So there is a a kind of selection process such that instructions that doesn't depend on sequent instructions could be done in parallel while the rest is single pipeline?
Yeah, you can't execute in parallel if the first instruction modifies a register that the second uses: for example
MOVEQ #0,D0
TST.W D0
The secondary pipeline can't execute all instructions either. Floating point instructions can only be dispatched from the primary pipeline for instance.
From the description it would seem that it checks in the DS stage whether it can be executed in parallel, which implies there is one fifo for both execution units. I'd have thought that would make it tricker than a fifo for each pipeline, but the documentation is what you'd have to go on for a pure clone.
The manual is largely vague on the FIFO:
"The instruction is pre-decoded for pipeline control information" "
The MC68060 variable-length instruction system is internally decoded into a fixed-length representation and channeled into an instruction buffer.

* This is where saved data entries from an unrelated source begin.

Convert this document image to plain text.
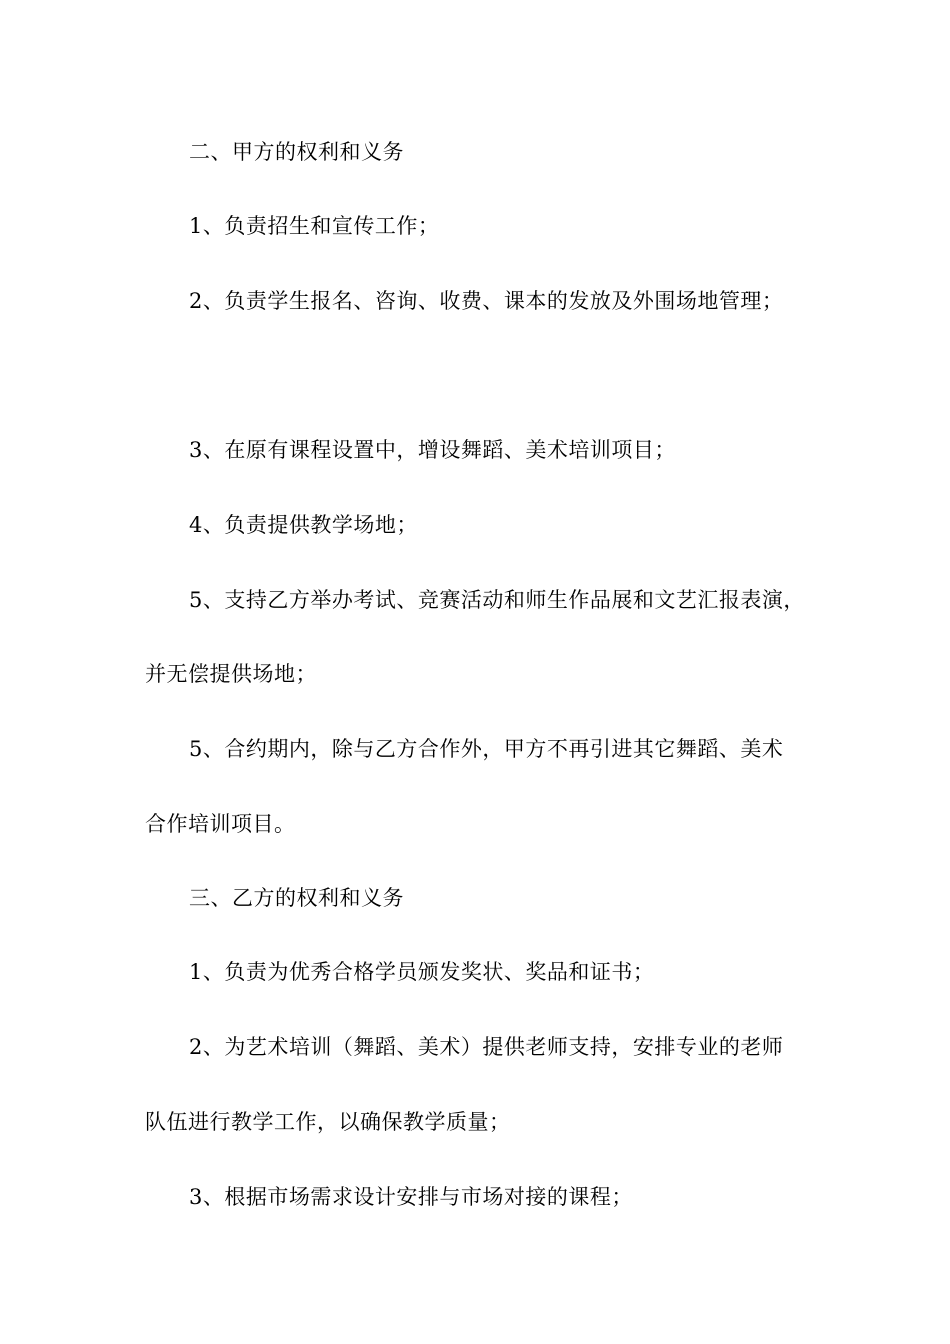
二、甲方的权利和义务
1、负责招生和宣传工作；
2、负责学生报名、咨询、收费、课本的发放及外围场地管理；
3、在原有课程设置中，增设舞蹈、美术培训项目；
4、负责提供教学场地；
5、支持乙方举办考试、竞赛活动和师生作品展和文艺汇报表演，
并无偿提供场地；
5、合约期内，除与乙方合作外，甲方不再引进其它舞蹈、美术
合作培训项目。
三、乙方的权利和义务
1、负责为优秀合格学员颁发奖状、奖品和证书；
2、为艺术培训（舞蹈、美术）提供老师支持，安排专业的老师
队伍进行教学工作，以确保教学质量；
3、根据市场需求设计安排与市场对接的课程；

There are 96 bytes for the FIFO. Someone claims it's 16 entries of 6 bytes each, but the longest instruction is 10 bytes and there is no way you're going to squeeze an
MOVE $10000,$20000 instruction into 6 bytes. It's more likely to be 6 entries of 16 bytes or 4 entries of 24 bytes. I can't find anything that suggests that instructions are split into multiple "micro ops", like Intel does.
The 68060 cannot execute out of order and doesn't do anything complex like register renaming that Intel did on the Pentium pro. It really is the simplest design for dual issue that you can possibly do.
There is no reason why you have to 100% duplicate the functionality exactly. However if there is documentation available then it might make sense to do it the same as they probably spent a while designing it, so it's probably good.